UNITED STATES
                       SECURITIES AND EXCHANGE COMMISSION
                             Washington, D.C. 20549

                                    FORM 8-K

                                 CURRENT REPORT

     Pursuant to Section 13 or 15(d) of the Securities Exchange Act of 1934

                                 March 13, 2006
                Date of Report (Date of earliest event reported)

                                  iPARTY CORP.
             (Exact name of registrant as specified in its charter)

          Delaware                     000-25507               76-0547750
(State or other jurisdiction          (Commission            (IRS Employer
      of incorporation)               File Number)          Identification No.)

270 Bridge Street, Suite 301, Dedham, Massachusetts              02026
     (Address of principal executive offices)                 (Zip Code)

                                 (781) 329-3952
              (Registrant's telephone number, including area code)


Check the appropriate box below if the Form 8-K filing is intended to
simultaneously satisfy the filing obligation of the registrant under any of the
following provisions (see General Instruction A.2. below):

|_|  Written communications pursuant to Rule 425 under the Securities Act (17
     CFR 230.425)

|_|  Soliciting material pursuant to Rule 14a-12 under the Exchange Act (17 CFR
     240.14a-12)

|_|  Pre-commencement communications pursuant to Rule 14d-2(b) under the
     Exchange Act (17 CFR 240.14d-2(b))

|_|  Pre-commencement communications pursuant to Rule 13e-4(c) under the
     Exchange Act (17 CFR 240.13e-4(c))





Item 5.02      Departure of Directors or Principal Officers; Election of
               Directors; Appointment of Principal Officers

          (a)  On March 13, 2006, the members of the Board of Directors of
iParty Corp. (the "Company") received a letter of resignation via email from
Lorenzo Roccia. The resignation letter states that Mr. Roccia resigned his
position as a director of the Company based on his disagreements with management
and other members of the Company's Board of Directors regarding certain aspects
of the Company's operational direction and performance. Mr. Roccia's letter sets
forth more completely his reasons for resigning as a director. Per Mr. Roccia's
request and the requirements of Item 5.02(a)(2) of Form 8-K, a copy of his
resignation letter is attached hereto as Exhibit 99.1.
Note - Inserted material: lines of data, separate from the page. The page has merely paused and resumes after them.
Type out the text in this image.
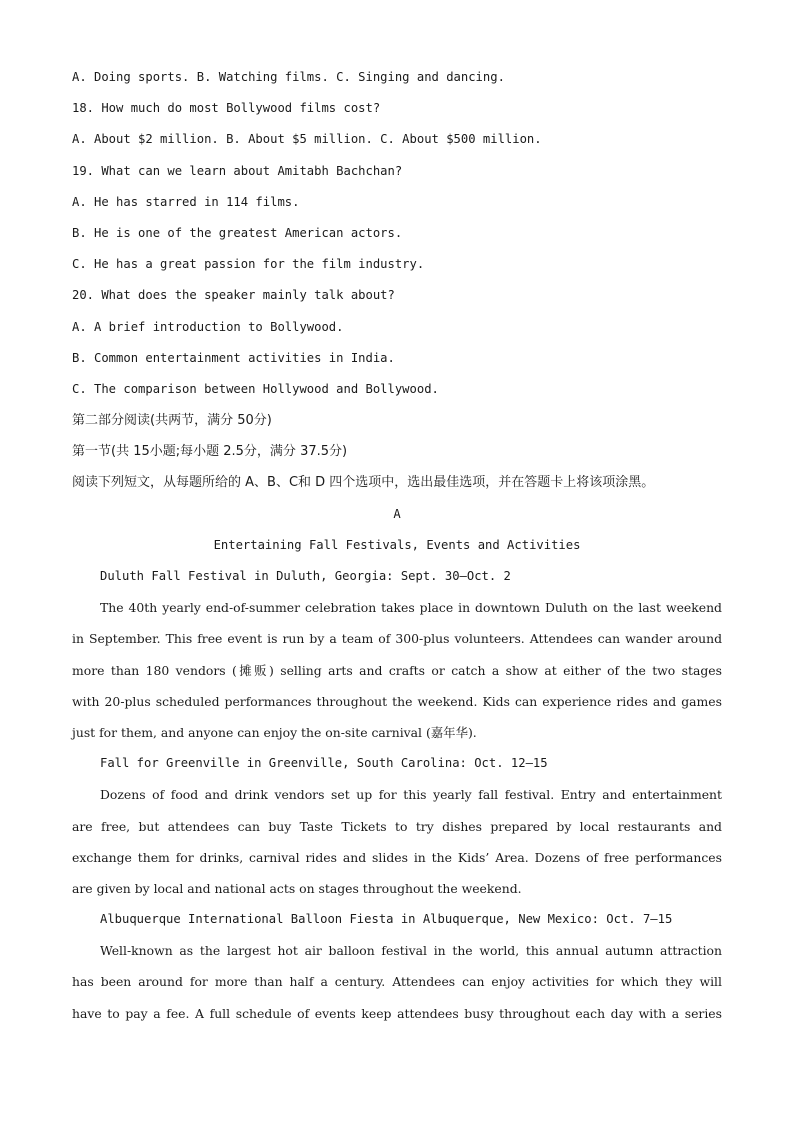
A. Doing sports. B. Watching films. C. Singing and dancing.
18. How much do most Bollywood films cost?
A. About $2 million. B. About $5 million. C. About $500 million.
19. What can we learn about Amitabh Bachchan?
A. He has starred in 114 films.
B. He is one of the greatest American actors.
C. He has a great passion for the film industry.
20. What does the speaker mainly talk about?
A. A brief introduction to Bollywood.
B. Common entertainment activities in India.
C. The comparison between Hollywood and Bollywood.
第二部分阅读(共两节，满分 50分)
第一节(共 15小题;每小题 2.5分，满分 37.5分)
阅读下列短文，从每题所给的 A、B、C和 D 四个选项中，选出最佳选项，并在答题卡上将该项涂黑。
A
Entertaining Fall Festivals, Events and Activities
Duluth Fall Festival in Duluth, Georgia: Sept. 30—Oct. 2
The 40th yearly end-of-summer celebration takes place in downtown Duluth on the last weekend
in September. This free event is run by a team of 300-plus volunteers. Attendees can wander around
more than 180 vendors (摊贩) selling arts and crafts or catch a show at either of the two stages
with 20-plus scheduled performances throughout the weekend. Kids can experience rides and games
just for them, and anyone can enjoy the on-site carnival (嘉年华).
Fall for Greenville in Greenville, South Carolina: Oct. 12—15
Dozens of food and drink vendors set up for this yearly fall festival. Entry and entertainment
are free, but attendees can buy Taste Tickets to try dishes prepared by local restaurants and
exchange them for drinks, carnival rides and slides in the Kids’ Area. Dozens of free performances
are given by local and national acts on stages throughout the weekend.
Albuquerque International Balloon Fiesta in Albuquerque, New Mexico: Oct. 7—15
Well-known as the largest hot air balloon festival in the world, this annual autumn attraction
has been around for more than half a century. Attendees can enjoy activities for which they will
have to pay a fee. A full schedule of events keep attendees busy throughout each day with a series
          Mr. Roccia did not serve on any committee of the Board of Directors at
the time of his resignation and was not deemed one of the Company's
"independent" directors under applicable independence standards of the SEC or
American Stock Exchange.


Item 9.01      Financial Statements and Exhibits.

          (d)  Exhibits

99.1      Resignation Letter from Lorenzo Roccia to the Company's Board of
          Directors, dated March 13, 2006.
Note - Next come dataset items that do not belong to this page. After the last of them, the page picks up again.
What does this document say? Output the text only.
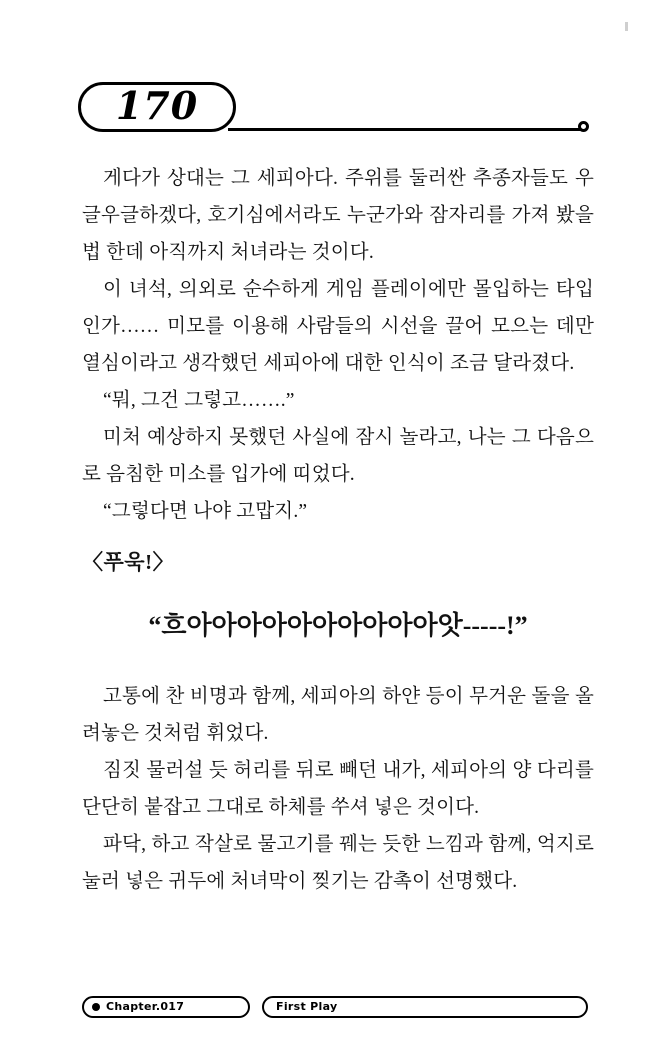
170

게다가 상대는 그 세피아다. 주위를 둘러싼 추종자들도 우글우글하겠다, 호기심에서라도 누군가와 잠자리를 가져 봤을 법 한데 아직까지 처녀라는 것이다.

이 녀석, 의외로 순수하게 게임 플레이에만 몰입하는 타입인가…… 미모를 이용해 사람들의 시선을 끌어 모으는 데만 열심이라고 생각했던 세피아에 대한 인식이 조금 달라졌다.

“뭐, 그건 그렇고…….”

미처 예상하지 못했던 사실에 잠시 놀라고, 나는 그 다음으로 음침한 미소를 입가에 띠었다.

“그렇다면 나야 고맙지.”

〈푸욱!〉

“흐아아아아아아아아아아앗-----!”

고통에 찬 비명과 함께, 세피아의 하얀 등이 무거운 돌을 올려놓은 것처럼 휘었다.

짐짓 물러설 듯 허리를 뒤로 빼던 내가, 세피아의 양 다리를 단단히 붙잡고 그대로 하체를 쑤셔 넣은 것이다.

파닥, 하고 작살로 물고기를 꿰는 듯한 느낌과 함께, 억지로 눌러 넣은 귀두에 처녀막이 찢기는 감촉이 선명했다.

Chapter.017	First Play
                                    SIGNATURE


          Pursuant to the requirements of the Securities Exchange Act of 1934,
the registrant has duly caused this report to be signed on its behalf by the
undersigned hereunto duly authorized.

                                         iPARTY CORP.
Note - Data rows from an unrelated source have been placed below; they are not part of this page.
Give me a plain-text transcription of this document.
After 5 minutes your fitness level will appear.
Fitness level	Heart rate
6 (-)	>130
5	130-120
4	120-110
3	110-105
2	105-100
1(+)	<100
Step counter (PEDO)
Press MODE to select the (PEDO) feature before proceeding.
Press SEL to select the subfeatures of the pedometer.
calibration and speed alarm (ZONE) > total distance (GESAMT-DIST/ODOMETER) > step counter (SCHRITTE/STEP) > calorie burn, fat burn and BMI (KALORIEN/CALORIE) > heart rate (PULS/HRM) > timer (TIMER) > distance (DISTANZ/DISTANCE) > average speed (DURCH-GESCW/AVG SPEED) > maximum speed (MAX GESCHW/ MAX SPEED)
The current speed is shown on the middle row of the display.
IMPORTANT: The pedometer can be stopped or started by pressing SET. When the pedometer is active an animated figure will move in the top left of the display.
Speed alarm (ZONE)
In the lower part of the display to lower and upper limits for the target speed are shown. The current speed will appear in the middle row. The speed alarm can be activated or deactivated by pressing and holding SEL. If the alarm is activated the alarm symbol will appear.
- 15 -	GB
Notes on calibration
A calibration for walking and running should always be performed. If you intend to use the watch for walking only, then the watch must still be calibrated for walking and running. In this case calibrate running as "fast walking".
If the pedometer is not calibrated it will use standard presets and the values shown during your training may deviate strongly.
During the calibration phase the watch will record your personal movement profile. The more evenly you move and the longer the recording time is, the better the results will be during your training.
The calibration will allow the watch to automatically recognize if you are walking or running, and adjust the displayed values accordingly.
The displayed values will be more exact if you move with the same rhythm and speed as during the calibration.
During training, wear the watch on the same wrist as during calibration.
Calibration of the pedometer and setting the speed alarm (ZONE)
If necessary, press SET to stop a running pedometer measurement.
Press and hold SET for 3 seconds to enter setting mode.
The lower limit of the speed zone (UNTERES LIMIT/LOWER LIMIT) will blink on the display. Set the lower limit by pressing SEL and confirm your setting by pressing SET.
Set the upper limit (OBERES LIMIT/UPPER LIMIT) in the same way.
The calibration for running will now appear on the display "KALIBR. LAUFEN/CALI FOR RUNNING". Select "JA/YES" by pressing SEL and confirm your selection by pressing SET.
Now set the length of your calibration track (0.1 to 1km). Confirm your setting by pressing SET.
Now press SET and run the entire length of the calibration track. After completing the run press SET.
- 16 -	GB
                                         By:        /s/ SAL PERISANO
                                                -------------------------
                                                      Sal Perisano
                                                Chairman of the Board and
                                                 Chief Executive Officer

Dated:  March 16, 2006





                                  EXHIBIT INDEX


EXHIBIT
NUMBER    DESCRIPTION
------    -----------

99.1      Resignation Letter from Lorenzo Roccia to the Company's Board of
          Directors, dated March 13, 2006.